Il prête des serments, dicte des lois sublimes,
Terrasse les méchants, relève les victimes,
Et sous le firmament comme un dais suspendu
S'enivre des splendeurs de sa propre vertu.
Oui, ces gens harcelés de chagrins de ménage,
Moulus par le travail et tourmentés par l'âge,
Le dos martyrisé sous de hideux débris,
Trouble vomissement du fastueux Paris,
Reviennent, parfumés d'une odeur de futailles,
Suivis de compagnons blanchis dans les batailles,
Dont la moustache pend comme les vieux drapeaux ;
Les bannières, les fleurs et les arcs triomphaux
Se dressent devant eux, solennelle magie !

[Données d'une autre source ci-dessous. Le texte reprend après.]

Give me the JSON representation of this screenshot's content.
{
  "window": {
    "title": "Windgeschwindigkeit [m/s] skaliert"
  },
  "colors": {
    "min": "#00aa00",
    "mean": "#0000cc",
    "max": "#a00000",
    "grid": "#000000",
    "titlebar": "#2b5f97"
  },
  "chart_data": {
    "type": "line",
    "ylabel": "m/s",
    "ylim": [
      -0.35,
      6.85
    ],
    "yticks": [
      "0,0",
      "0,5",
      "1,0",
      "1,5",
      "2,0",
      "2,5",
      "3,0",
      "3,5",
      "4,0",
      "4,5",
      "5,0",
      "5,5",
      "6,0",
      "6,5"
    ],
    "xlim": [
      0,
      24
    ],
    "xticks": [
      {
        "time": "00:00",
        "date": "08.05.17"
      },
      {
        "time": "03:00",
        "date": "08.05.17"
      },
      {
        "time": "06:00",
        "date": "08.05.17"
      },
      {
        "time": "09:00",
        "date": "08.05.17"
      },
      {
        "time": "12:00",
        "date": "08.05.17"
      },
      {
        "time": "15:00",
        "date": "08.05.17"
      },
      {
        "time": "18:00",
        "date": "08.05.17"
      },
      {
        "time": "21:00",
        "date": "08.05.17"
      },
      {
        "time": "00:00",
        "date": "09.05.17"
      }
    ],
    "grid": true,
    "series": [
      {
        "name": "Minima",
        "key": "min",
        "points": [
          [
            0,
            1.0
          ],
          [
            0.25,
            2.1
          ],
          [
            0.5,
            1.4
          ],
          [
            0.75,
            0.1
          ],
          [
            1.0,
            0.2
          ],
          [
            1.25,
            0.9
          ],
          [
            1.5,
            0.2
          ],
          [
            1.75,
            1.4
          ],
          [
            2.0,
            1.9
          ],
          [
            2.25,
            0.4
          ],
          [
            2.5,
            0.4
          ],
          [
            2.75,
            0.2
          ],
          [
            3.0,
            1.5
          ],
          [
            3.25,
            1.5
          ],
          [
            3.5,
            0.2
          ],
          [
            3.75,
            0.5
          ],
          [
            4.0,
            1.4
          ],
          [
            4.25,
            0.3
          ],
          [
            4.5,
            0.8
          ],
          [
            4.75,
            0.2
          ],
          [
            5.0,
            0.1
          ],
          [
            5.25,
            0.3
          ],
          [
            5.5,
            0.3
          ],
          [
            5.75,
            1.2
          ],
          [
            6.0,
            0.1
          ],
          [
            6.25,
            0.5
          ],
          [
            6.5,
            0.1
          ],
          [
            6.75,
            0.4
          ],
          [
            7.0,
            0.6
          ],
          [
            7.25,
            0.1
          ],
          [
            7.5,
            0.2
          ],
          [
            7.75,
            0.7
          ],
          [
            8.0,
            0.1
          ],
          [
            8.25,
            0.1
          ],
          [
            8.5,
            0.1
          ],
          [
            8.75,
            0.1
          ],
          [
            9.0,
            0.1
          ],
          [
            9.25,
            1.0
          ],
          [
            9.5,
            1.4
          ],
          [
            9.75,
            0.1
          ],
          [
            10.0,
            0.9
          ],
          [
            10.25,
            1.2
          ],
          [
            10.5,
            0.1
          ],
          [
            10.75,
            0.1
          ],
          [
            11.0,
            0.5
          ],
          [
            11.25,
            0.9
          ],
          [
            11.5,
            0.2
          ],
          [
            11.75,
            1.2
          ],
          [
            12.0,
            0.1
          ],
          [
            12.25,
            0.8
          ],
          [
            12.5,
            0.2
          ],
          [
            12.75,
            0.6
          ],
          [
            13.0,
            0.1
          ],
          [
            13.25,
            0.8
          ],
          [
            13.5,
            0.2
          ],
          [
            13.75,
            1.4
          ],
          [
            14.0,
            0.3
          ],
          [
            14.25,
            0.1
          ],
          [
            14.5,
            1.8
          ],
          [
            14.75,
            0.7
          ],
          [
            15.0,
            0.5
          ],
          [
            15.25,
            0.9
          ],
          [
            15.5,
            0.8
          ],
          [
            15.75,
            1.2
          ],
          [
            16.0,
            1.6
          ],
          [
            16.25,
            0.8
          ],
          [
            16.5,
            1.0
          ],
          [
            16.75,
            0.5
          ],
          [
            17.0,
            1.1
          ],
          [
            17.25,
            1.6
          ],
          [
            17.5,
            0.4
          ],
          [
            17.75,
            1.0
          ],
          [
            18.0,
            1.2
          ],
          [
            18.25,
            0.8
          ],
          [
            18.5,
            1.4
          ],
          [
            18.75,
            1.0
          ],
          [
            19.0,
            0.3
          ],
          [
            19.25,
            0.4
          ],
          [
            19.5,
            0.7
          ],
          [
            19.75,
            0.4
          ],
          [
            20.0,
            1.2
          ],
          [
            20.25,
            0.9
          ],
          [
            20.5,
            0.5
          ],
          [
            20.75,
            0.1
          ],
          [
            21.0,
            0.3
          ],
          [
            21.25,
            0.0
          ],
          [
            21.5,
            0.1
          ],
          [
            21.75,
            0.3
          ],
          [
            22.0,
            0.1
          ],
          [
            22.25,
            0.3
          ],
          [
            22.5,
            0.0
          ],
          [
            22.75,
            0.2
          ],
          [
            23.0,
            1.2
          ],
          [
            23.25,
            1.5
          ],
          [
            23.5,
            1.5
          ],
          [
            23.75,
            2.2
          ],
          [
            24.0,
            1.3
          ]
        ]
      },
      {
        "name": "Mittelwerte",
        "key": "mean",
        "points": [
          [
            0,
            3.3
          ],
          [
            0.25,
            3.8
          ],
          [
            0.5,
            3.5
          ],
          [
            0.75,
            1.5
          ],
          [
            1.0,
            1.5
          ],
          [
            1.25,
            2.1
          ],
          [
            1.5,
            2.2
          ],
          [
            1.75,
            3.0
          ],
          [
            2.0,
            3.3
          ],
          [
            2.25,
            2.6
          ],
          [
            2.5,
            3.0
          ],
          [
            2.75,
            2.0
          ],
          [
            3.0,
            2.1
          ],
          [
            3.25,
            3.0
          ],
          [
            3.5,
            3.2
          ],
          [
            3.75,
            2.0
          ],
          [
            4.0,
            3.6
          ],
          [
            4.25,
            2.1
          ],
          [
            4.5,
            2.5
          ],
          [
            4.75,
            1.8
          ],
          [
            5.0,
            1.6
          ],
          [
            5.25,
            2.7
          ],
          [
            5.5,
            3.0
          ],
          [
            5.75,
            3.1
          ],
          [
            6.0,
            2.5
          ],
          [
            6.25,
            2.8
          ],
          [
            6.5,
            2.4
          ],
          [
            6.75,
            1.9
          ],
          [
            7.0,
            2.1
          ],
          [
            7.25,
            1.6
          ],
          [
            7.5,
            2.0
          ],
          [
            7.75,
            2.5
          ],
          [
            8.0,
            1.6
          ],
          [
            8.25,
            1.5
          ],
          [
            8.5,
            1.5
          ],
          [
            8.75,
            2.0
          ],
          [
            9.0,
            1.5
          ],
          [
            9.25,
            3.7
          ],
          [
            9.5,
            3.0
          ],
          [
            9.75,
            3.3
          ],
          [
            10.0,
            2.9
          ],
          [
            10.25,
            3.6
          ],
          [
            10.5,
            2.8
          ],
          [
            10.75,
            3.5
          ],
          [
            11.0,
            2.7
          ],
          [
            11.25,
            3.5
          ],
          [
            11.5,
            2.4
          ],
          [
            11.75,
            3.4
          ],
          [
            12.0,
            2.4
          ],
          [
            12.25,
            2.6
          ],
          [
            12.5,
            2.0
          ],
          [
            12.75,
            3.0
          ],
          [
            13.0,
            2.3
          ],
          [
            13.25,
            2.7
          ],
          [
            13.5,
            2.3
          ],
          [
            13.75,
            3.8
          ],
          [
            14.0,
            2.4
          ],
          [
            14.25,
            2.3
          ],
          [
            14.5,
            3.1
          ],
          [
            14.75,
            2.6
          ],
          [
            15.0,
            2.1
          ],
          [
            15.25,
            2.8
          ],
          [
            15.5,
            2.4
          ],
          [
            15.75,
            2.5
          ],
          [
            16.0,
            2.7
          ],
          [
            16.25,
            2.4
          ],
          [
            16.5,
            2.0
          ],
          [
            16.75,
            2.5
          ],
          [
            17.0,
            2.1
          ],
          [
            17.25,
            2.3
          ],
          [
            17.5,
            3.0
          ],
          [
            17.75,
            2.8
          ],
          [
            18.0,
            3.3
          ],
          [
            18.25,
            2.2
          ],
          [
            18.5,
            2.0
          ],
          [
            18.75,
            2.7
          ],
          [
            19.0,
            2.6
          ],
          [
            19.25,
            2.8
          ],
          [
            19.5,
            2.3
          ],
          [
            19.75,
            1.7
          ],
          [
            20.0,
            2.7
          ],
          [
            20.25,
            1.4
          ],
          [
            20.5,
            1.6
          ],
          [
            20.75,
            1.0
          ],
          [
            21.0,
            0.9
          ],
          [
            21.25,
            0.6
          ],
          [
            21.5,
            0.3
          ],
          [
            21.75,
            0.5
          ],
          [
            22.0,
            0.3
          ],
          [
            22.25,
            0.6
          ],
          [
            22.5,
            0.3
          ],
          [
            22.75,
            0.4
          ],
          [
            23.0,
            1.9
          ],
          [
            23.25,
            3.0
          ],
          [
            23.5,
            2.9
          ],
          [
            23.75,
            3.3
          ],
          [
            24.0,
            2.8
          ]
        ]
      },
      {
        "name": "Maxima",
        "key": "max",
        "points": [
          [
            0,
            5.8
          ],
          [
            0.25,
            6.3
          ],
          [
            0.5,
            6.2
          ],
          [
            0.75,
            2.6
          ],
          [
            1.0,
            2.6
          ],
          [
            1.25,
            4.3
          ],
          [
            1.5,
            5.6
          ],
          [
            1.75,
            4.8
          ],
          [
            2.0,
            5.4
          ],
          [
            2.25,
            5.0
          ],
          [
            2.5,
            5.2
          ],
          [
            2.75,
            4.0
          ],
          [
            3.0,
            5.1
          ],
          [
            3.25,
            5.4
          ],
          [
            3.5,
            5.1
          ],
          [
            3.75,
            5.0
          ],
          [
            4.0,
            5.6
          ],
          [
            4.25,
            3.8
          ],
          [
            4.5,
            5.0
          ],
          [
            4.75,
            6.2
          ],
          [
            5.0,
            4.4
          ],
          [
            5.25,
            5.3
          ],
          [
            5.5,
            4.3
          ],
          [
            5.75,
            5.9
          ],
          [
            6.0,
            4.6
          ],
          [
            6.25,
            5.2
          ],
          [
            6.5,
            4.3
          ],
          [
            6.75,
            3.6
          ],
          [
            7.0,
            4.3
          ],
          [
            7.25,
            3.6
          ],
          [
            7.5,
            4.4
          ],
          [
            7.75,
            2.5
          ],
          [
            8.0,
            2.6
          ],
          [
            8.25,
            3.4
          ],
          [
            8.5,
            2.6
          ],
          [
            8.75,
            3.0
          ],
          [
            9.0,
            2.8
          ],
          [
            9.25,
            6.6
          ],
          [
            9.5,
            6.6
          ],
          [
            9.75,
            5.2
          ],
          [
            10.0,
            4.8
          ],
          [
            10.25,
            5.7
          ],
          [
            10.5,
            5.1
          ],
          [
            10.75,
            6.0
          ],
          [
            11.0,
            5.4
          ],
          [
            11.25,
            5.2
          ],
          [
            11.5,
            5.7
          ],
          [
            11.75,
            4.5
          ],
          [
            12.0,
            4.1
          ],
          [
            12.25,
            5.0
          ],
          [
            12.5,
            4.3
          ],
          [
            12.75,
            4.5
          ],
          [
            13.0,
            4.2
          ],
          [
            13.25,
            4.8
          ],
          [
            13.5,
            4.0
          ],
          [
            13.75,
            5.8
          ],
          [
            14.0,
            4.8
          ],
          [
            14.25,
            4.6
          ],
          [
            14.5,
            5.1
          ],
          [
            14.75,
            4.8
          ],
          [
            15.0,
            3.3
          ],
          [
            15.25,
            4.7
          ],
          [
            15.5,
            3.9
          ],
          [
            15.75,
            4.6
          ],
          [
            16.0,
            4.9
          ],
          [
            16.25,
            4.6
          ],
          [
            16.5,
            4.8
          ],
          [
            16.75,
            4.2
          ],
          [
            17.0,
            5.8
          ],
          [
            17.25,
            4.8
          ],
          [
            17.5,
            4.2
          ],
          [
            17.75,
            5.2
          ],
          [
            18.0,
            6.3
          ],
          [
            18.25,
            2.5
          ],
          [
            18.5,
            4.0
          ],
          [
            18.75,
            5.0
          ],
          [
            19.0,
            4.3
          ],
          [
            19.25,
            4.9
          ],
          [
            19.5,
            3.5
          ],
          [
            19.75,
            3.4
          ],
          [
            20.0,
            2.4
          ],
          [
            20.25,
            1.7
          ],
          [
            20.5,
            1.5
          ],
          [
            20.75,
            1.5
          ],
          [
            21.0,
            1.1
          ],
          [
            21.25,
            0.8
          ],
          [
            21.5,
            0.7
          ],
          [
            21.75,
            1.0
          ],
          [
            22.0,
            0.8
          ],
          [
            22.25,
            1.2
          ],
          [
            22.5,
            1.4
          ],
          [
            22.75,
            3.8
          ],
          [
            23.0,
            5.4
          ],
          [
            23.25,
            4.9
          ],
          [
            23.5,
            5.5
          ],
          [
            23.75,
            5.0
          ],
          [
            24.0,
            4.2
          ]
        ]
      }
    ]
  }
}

Et dans l'étourdissante et lumineuse orgie
Des clairons, du soleil, des cris et du tambour,
Ils apportent la gloire au peuple ivre d'amour !
C'est ainsi qu'à travers l'Humanité frivole
Le vin roule de l'or, éblouissant Pactole ;
Par le gosier de l'homme il chante ses exploits
Et règne par ses dons ainsi que les vrais rois.
Pour noyer la rancœur et bercer l'indolence
De tous ces vieux maudits qui meurent en silence,
Dieu, saisi de remords, avait fait le sommeil ;
L'Homme ajouta le Vin, fils sacré du Soleil !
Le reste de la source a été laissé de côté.